The hard-working staff here at Spoiler Alerts find these reasons partially, but not entirely, persuasive. It’s not like 2017 was the first time that the news media was ever interested in a key voting demographic. I am old enough to remember lots of talk about “security moms,” and before that “soccer moms,” and before that “Reagan Democrats.” Covering swing demographics has been a journalistic tradition for some time now.
Furthermore, this lack of interest in Biden voters comes at the same time the news media still seems super-interested in Trump voters. What do they think about the Jan. 6 insurrection? Do they like Biden’s infrastructure bill?
Why the lack of Biden voter interest? Perhaps the very demographic that swung the election to Biden is also the slice of America that already receives a disproportionate share of media coverage: college-educated White suburbanites. According to voter analyst David Shor, this is the group that shifted the most in voting between 2016 and 2020. Trump improved his vote share in minority demographics; educated suburban Whites, on the other hand, continued to drift away from the GOP.
The problem is that educated suburban Whites already drive a lot of media coverage about, well, everything. There is no such thing as a media trend unless three suburban educated Whites have expressed interest in it. And as the New York Times’s Jonathan Martin points out, the suburban backlash against Trump also merited a lot of coverage. Focusing even more on it runs a risk of mainstream media coverage turning into solipsism.
The biggest driver for the lack of Biden voter coverage, however, might be that the reportage of Trump voters came from a different motivation. In 2017, the interest was in how Trump voters felt about a president who was beclowning the executive branch on a daily basis. The tenor of that coverage was a befuddled national press corps venturing into parts unknown to discover how these voters felt about a president acting unlike any other president in history.

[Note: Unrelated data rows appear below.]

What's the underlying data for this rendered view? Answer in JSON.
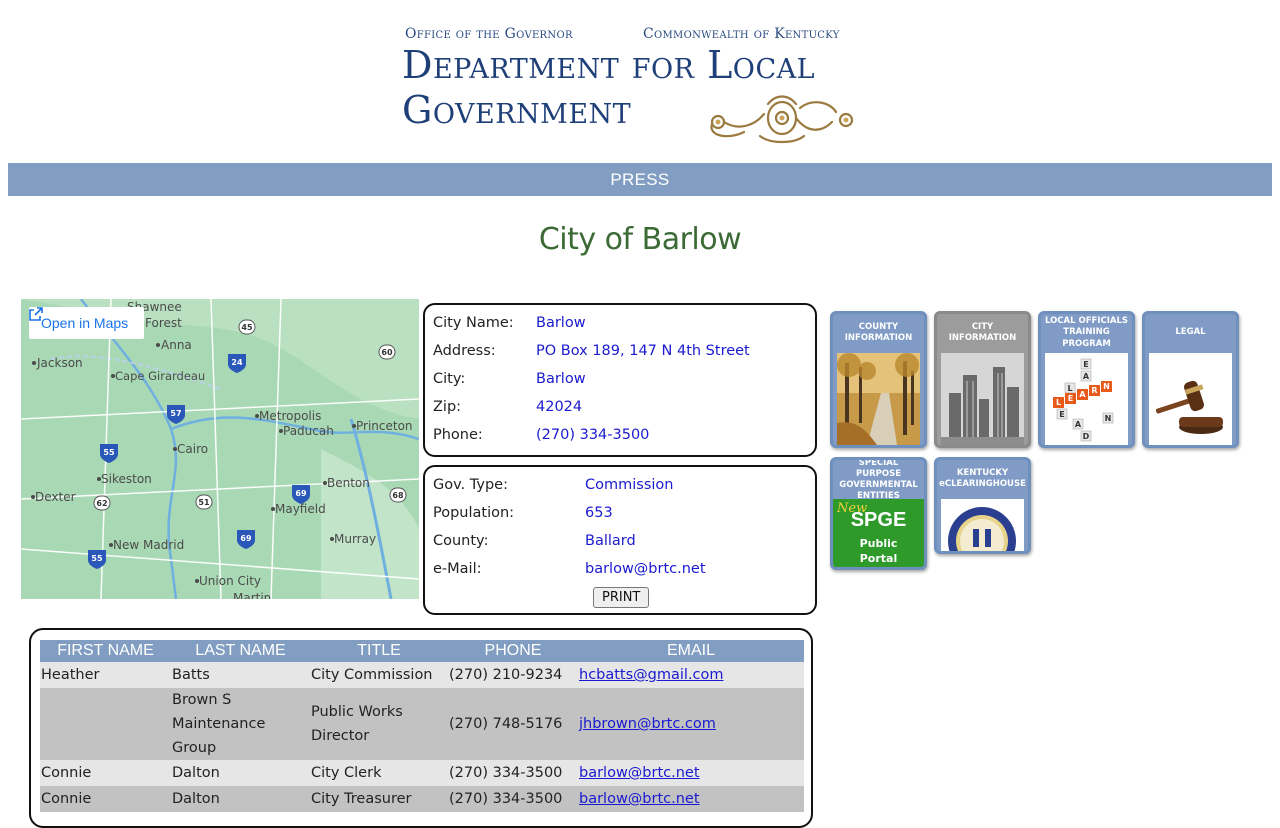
{
  "header": {
    "office": "Office of the Governor",
    "commonwealth": "Commonwealth of Kentucky",
    "dept_line1": "Department for Local",
    "dept_line2": "Government",
    "ornament_icon": "gold-scroll-ornament"
  },
  "nav": {
    "items": [
      {
        "label": "PRESS"
      }
    ]
  },
  "page_title": "City of Barlow",
  "map": {
    "open_in_maps": "Open in Maps",
    "places": [
      "Forest",
      "Jackson",
      "Anna",
      "Cape Girardeau",
      "Metropolis",
      "Paducah",
      "Princeton",
      "Cairo",
      "Sikeston",
      "Benton",
      "Dexter",
      "Mayfield",
      "New Madrid",
      "Murray",
      "Union City",
      "Shawnee",
      "Martin"
    ],
    "route_shields": [
      "45",
      "60",
      "24",
      "57",
      "55",
      "69",
      "62",
      "51",
      "68",
      "69",
      "55"
    ]
  },
  "city_info": {
    "rows": [
      {
        "label": "City Name:",
        "value": "Barlow"
      },
      {
        "label": "Address:",
        "value": "PO Box 189, 147 N 4th Street"
      },
      {
        "label": "City:",
        "value": "Barlow"
      },
      {
        "label": "Zip:",
        "value": "42024"
      },
      {
        "label": "Phone:",
        "value": "(270) 334-3500"
      }
    ]
  },
  "gov_info": {
    "rows": [
      {
        "label": "Gov. Type:",
        "value": "Commission"
      },
      {
        "label": "Population:",
        "value": "653"
      },
      {
        "label": "County:",
        "value": "Ballard"
      },
      {
        "label": "e-Mail:",
        "value": "barlow@brtc.net"
      }
    ],
    "print_label": "PRINT"
  },
  "tiles": [
    {
      "line1": "COUNTY",
      "line2": "INFORMATION",
      "line3": ""
    },
    {
      "line1": "CITY",
      "line2": "INFORMATION",
      "line3": ""
    },
    {
      "line1": "LOCAL OFFICIALS",
      "line2": "TRAINING",
      "line3": "PROGRAM"
    },
    {
      "line1": "LEGAL",
      "line2": "",
      "line3": ""
    },
    {
      "line1": "SPECIAL PURPOSE",
      "line2": "GOVERNMENTAL",
      "line3": "ENTITIES",
      "badge": "New",
      "title": "SPGE",
      "sub1": "Public",
      "sub2": "Portal"
    },
    {
      "line1": "KENTUCKY",
      "line2": "eCLEARINGHOUSE",
      "line3": ""
    }
  ],
  "officials": {
    "headers": [
      "FIRST NAME",
      "LAST NAME",
      "TITLE",
      "PHONE",
      "EMAIL"
    ],
    "rows": [
      {
        "first": "Heather",
        "last": "Batts",
        "title": "City Commission",
        "phone": "(270) 210-9234",
        "email": "hcbatts@gmail.com"
      },
      {
        "first": "",
        "last": "Brown S Maintenance Group",
        "title": "Public Works Director",
        "phone": "(270) 748-5176",
        "email": "jhbrown@brtc.com"
      },
      {
        "first": "Connie",
        "last": "Dalton",
        "title": "City Clerk",
        "phone": "(270) 334-3500",
        "email": "barlow@brtc.net"
      },
      {
        "first": "Connie",
        "last": "Dalton",
        "title": "City Treasurer",
        "phone": "(270) 334-3500",
        "email": "barlow@brtc.net"
      }
    ]
  }
}
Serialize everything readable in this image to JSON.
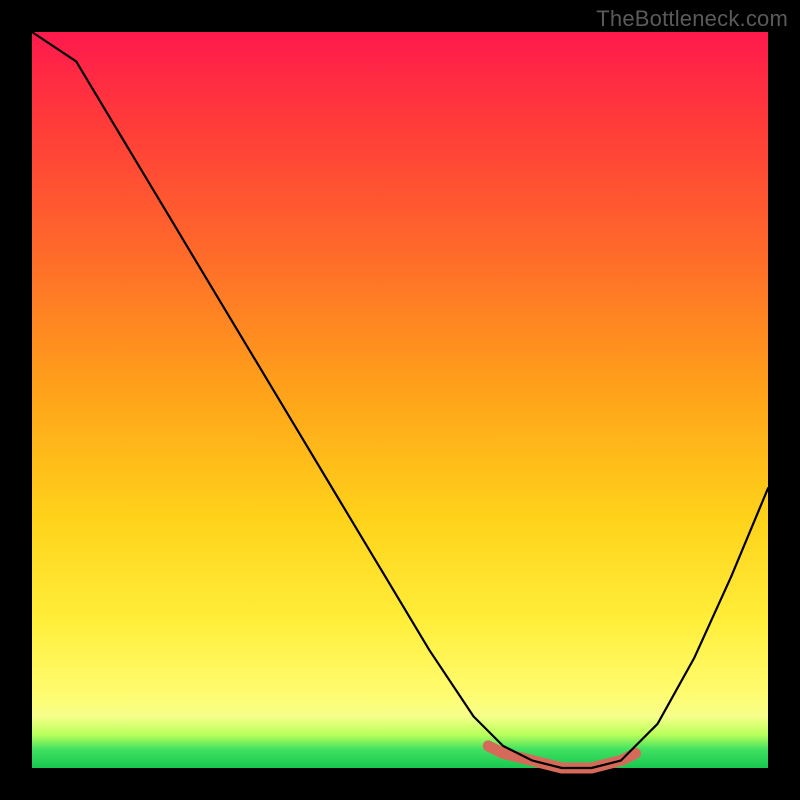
{
  "watermark": "TheBottleneck.com",
  "chart_data": {
    "type": "line",
    "title": "",
    "xlabel": "",
    "ylabel": "",
    "xlim": [
      0,
      100
    ],
    "ylim": [
      0,
      100
    ],
    "grid": false,
    "series": [
      {
        "name": "bottleneck-curve",
        "x": [
          0,
          6,
          12,
          18,
          24,
          30,
          36,
          42,
          48,
          54,
          60,
          64,
          68,
          72,
          76,
          80,
          85,
          90,
          95,
          100
        ],
        "values": [
          100,
          96,
          86,
          76,
          66,
          56,
          46,
          36,
          26,
          16,
          7,
          3,
          1,
          0,
          0,
          1,
          6,
          15,
          26,
          38
        ]
      },
      {
        "name": "optimal-valley-highlight",
        "x": [
          62,
          64,
          68,
          72,
          76,
          80,
          82
        ],
        "values": [
          3,
          2,
          1,
          0,
          0,
          1,
          2
        ]
      }
    ],
    "annotations": [],
    "colors": {
      "gradient_top": "#ff1a4d",
      "gradient_mid": "#ffd21a",
      "gradient_bottom": "#18c850",
      "curve": "#000000",
      "valley_highlight": "#d66a5a"
    }
  }
}
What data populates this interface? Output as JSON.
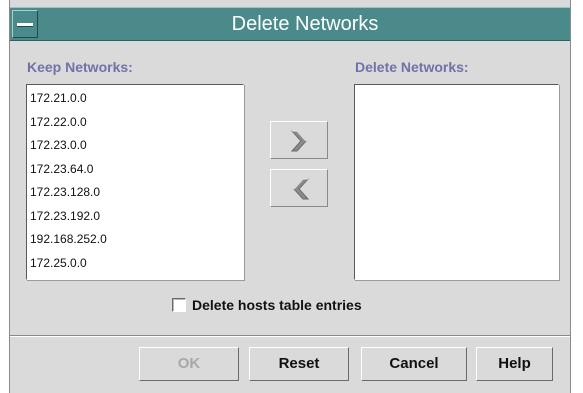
{
  "window": {
    "title": "Delete Networks"
  },
  "keep": {
    "label": "Keep Networks:",
    "items": [
      "172.21.0.0",
      "172.22.0.0",
      "172.23.0.0",
      "172.23.64.0",
      "172.23.128.0",
      "172.23.192.0",
      "192.168.252.0",
      "172.25.0.0"
    ]
  },
  "delete": {
    "label": "Delete Networks:",
    "items": []
  },
  "options": {
    "delete_hosts_label": "Delete hosts table entries",
    "delete_hosts_checked": false
  },
  "buttons": {
    "ok": "OK",
    "ok_enabled": false,
    "reset": "Reset",
    "cancel": "Cancel",
    "help": "Help"
  },
  "icons": {
    "move_right": "double-chevron-right-icon",
    "move_left": "double-chevron-left-icon",
    "window_menu": "window-menu-icon"
  },
  "colors": {
    "titlebar": "#4a8a8a",
    "section_label": "#7072a8",
    "dialog_bg": "#dadada"
  }
}
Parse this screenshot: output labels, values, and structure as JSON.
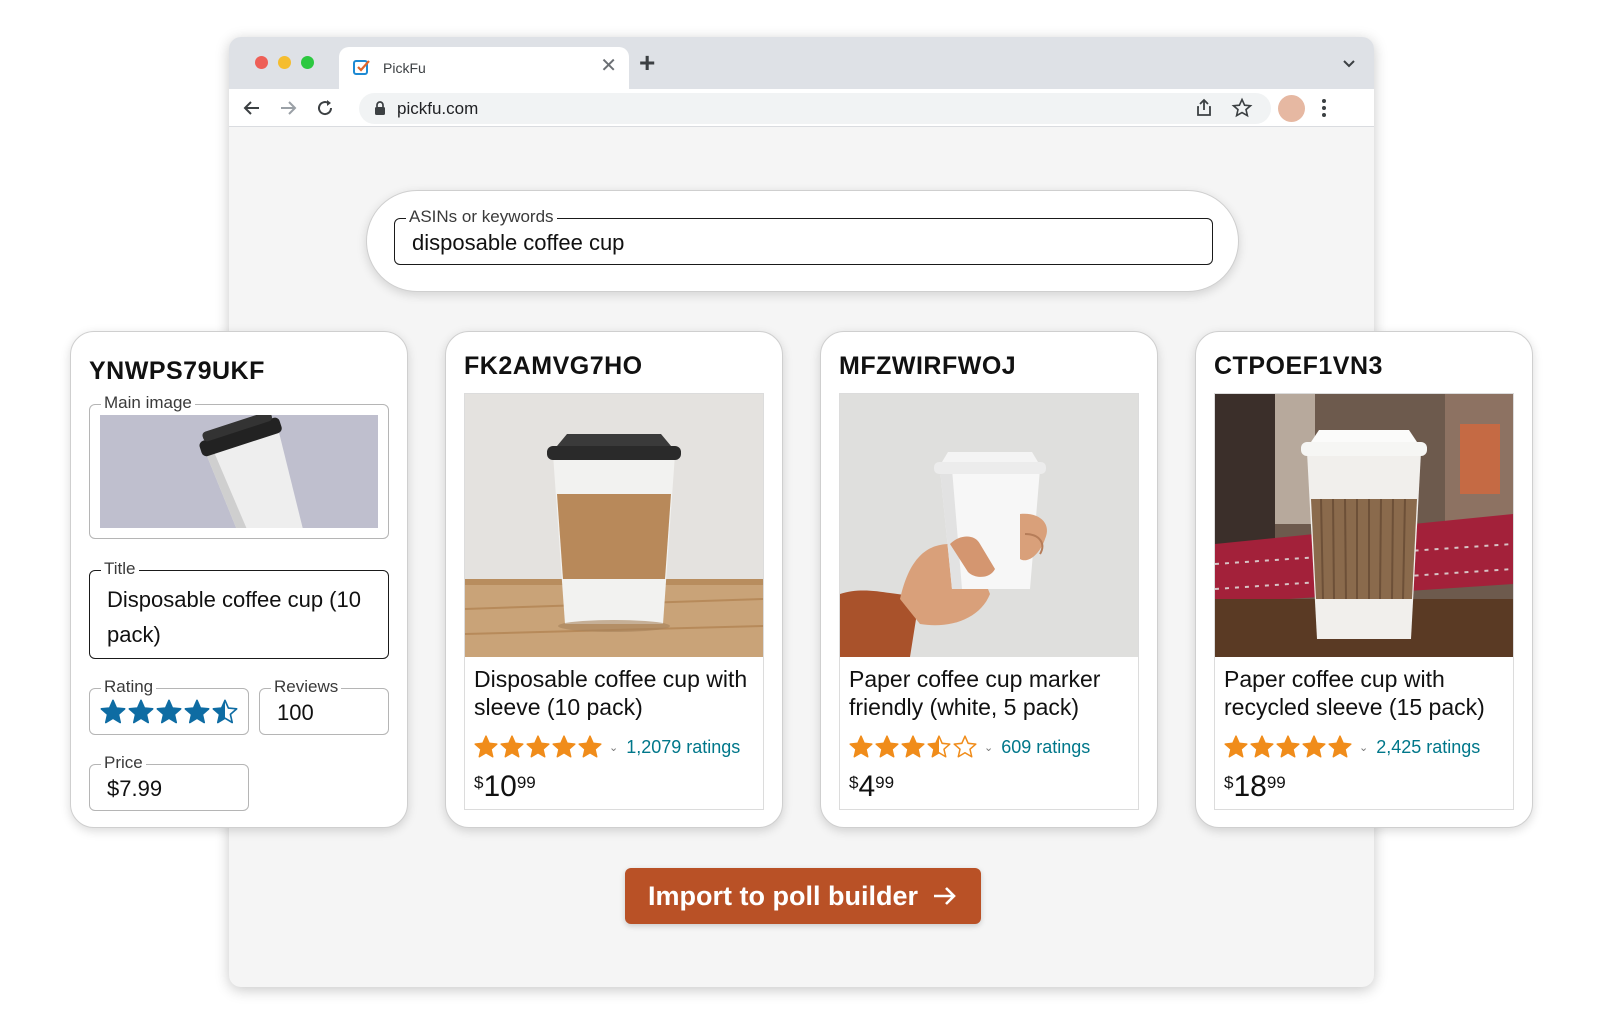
{
  "browser": {
    "tab_title": "PickFu",
    "url": "pickfu.com"
  },
  "search": {
    "label": "ASINs or keywords",
    "value": "disposable coffee cup"
  },
  "editor": {
    "asin": "YNWPS79UKF",
    "main_image_label": "Main image",
    "title_label": "Title",
    "title_value": "Disposable coffee cup (10 pack)",
    "rating_label": "Rating",
    "rating_value": 4.5,
    "reviews_label": "Reviews",
    "reviews_value": "100",
    "price_label": "Price",
    "price_value": "$7.99"
  },
  "products": [
    {
      "asin": "FK2AMVG7HO",
      "title": "Disposable coffee cup with sleeve (10 pack)",
      "rating": 5,
      "ratings_text": "1,2079 ratings",
      "price_currency": "$",
      "price_whole": "10",
      "price_fraction": "99"
    },
    {
      "asin": "MFZWIRFWOJ",
      "title": "Paper coffee cup marker friendly (white, 5 pack)",
      "rating": 3.5,
      "ratings_text": "609 ratings",
      "price_currency": "$",
      "price_whole": "4",
      "price_fraction": "99"
    },
    {
      "asin": "CTPOEF1VN3",
      "title": "Paper coffee cup with recycled sleeve (15 pack)",
      "rating": 5,
      "ratings_text": "2,425 ratings",
      "price_currency": "$",
      "price_whole": "18",
      "price_fraction": "99"
    }
  ],
  "import_button": {
    "label": "Import to poll builder",
    "icon": "arrow-right-icon"
  },
  "colors": {
    "accent_button": "#b95126",
    "amazon_star": "#f08c1a",
    "editor_star": "#0e6ca3",
    "ratings_link": "#00778a"
  }
}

Fast-forward to 2021 and the Biden administration is doing fine. Not perfect, but fine. He is implementing popular policies. As an educated suburban White person who voted for Biden, my journalistic self is pretty confident of how my voting self would respond in one of these kinds of interviews:
JOURNALIST DAN: How are you feeling about President Biden so far?VOTING DAN: Pretty good! I like not having to check the news every hour to see if there is any new craziness. And his administration seems to be much better at pandemic response.JOURNALIST DAN: Do you support spending more on infrastructure?VOTING DAN: Sure do!JOURNALIST DAN: Are there any issues where you are dissatisfied with the Biden administration?VOTING DAN: Of course, his approach toward trade seems way too much like Trump.JOURNALIST DAN: Does this mean you would vote for a Republican in 2024?VOTING DAN: Have you heard how Republicans talk about trade these days? They are even more protectionist than Democrats!
The media will not be interested in the Biden swing voter until the president falters or we approach an election. That might be asymmetrical, but it is not entirely mysterious.